If \( A \), \( B \), and \( C \) are any three arbitrary events such that \(P(A) = P(B) = P(C) = \frac{1}{4}\), \( P(A \cap B) = P(B \cap C) = 0 \), and \( P(C \cap A) = \frac{1}{8} \), find the probability that at least one of the events \( A \), \( B \), or \( C \) occur.}

• A. \( \frac{1}{8} \)
• B. \( \frac{3}{8} \)
• C. \( \frac{5}{8} \)
• D. \( \frac{7}{8} \)

Hint:

To find the probability that at least one of several events occurs, use the inclusion-exclusion principle, which accounts for overlaps between events.

Answer 1

The Correct Option is D

We are asked to find the probability that at least one of the events \( A \), \( B \), or \( C \) occur.

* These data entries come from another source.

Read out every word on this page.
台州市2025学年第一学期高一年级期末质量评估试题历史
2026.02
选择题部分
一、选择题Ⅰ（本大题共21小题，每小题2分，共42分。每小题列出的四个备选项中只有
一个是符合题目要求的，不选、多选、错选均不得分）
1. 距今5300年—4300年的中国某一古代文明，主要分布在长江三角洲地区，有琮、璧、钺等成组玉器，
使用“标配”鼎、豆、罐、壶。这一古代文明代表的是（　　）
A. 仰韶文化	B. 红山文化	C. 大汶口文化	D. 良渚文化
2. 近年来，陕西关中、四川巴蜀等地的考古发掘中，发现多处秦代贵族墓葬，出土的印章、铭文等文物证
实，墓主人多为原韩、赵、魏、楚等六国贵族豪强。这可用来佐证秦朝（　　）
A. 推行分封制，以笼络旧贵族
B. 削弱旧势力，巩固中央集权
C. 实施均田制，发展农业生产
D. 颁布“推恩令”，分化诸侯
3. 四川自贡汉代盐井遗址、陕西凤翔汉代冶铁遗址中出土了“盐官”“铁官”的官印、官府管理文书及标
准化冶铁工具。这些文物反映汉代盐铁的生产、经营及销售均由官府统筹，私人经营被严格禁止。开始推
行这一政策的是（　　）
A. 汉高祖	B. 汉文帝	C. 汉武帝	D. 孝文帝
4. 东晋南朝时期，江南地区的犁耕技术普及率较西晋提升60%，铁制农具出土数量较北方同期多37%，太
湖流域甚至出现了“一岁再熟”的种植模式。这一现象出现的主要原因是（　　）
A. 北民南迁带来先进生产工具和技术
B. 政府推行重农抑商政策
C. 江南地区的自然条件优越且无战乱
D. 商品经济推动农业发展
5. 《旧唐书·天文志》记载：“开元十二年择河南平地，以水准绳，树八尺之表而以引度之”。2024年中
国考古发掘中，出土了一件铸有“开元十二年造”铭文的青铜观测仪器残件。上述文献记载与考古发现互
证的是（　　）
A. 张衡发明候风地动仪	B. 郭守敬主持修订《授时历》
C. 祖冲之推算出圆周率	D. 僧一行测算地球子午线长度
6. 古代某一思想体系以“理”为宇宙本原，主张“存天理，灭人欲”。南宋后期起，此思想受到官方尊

The probability of at least one of the events occurring is given by the formula: \[ P(A \cup B \cup C) = P(A) + P(B) + P(C) - P(A \cap B) - P(B \cap C) - P(C \cap A) + P(A \cap B \cap C) \] We are given the following information: - \( P(A) = P(B) = P(C) = \frac{1}{4} \) - \( P(A \cap B) = P(B \cap C) = 0 \) - \( P(C \cap A) = \frac{1}{8} \) Now, substitute these values into the formula: \[ P(A \cup B \cup C) = \frac{1}{4} + \frac{1}{4} + \frac{1}{4} - 0 - 0 - \frac{1}{8} + P(A \cap B \cap C) \] We are not given \( P(A \cap B \cap C) \), but since \( P(A \cap B) = 0 \) and \( P(B \cap C) = 0 \), it follows that: \[ P(A \cap B \cap C) = 0 \] Thus, the probability becomes: \[ P(A \cup B \cup C) = \frac{3}{4} - \frac{1}{8} = \frac{6}{8} - \frac{1}{8} = \frac{7}{8} \] Therefore, the probability that at least one of the events \( A \), \( B \), or \( C \) occur is \( \boxed{\frac{7}{8}} \).